GemfireXD 1.4.0 to 1.4.x
This document describes workarounds and solution to resolve a distributed deadlock issue during the AsyncEventListener Queue recovery when GemfireXD servers is restarting.
Server1 log snippet:
GemfireXD servers hang and fail to restart with the following logs:
[info 2015/05/26 18:22:56.977 CST <CacheServerLauncher#serverConnector> tid=0xd] Region /AsyncEventQueue_Listener2_SERIAL_GATEWAY_SENDER_QUEUE has potentially stale data. It is waiting for another member to recover the latest data. My persistent id: DiskStore ID: 33fe3f15-dae9-4433-8297-b2993b492914 Name: Location: /172.16.43.142:/home/gpadmin/gemfirexdpnp/nodeserver01/./Listener2_DS Members with potentially new data: [ DiskStore ID: 3bfecd04-1cad-43a9-9187-68179bd6307e Name: Location: /172.16.43.142:/home/gpadmin/gemfirexdpnp/nodeserver02/./Listener2_DS ] Use the "gfxd list-missing-disk-stores" command to see all disk stores that are being waited on by other members.
Server2 log snippet:
[info 2015/05/26 18:22:49.850 CST <CacheServerLauncher#serverConnector> tid=0xd] Region AsyncEventQueue_Listener1_SERIAL_GATEWAY_SENDER_QUEUE requesting initial image from 172.16.43.142(106501)<v2>:26755 [warning 2015/05/26 18:23:04.851 CST <CacheServerLauncher#serverConnector> tid=0xd] 15 seconds have elapsed while waiting for replies: <com.gemstone.gemfire.internal.cache.InitialImageOperation$ImageProcessor 51 waiting for 1 replies from [172.16.43.142(106501)<v2>:26755]; waiting for 0 messages in-flight; region=/AsyncEventQueue_Listener1_SERIAL_GATEWAY_SENDER_QUEUE; abort=false> on 172.16.43.142(106671)<v3>:5021 whose current membership list is: [[pivhdsne(106355)<v1>:41338, 172.16.43.142(106501)<v2>:26755, pivhdsne(106229)<v0>:38577, 172.16.43.142(106671)<v3>:5021]]

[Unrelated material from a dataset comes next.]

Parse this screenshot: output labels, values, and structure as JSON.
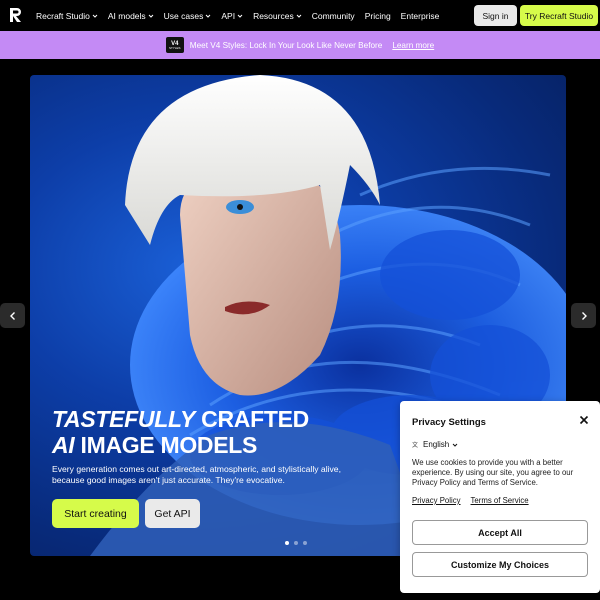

The second node is waiting for asynchronize recovery while iterating, which was causing a distributed deadlock.
Warkaround 1: Set system property RECOVER_VALUES_SYNC to TRUE, so that the Asynceventlisteners Queue data recovery are synchronous and in order, i.e.:
Workaround 2: Use a single AsyncEventListener instead of multiple AsyncEventListeners.
GemfireXD 126.96.36.199 and above include the fix for this issue:
#52317 Do not wait for async recovery while iterating. It was causing a distributed deadlock.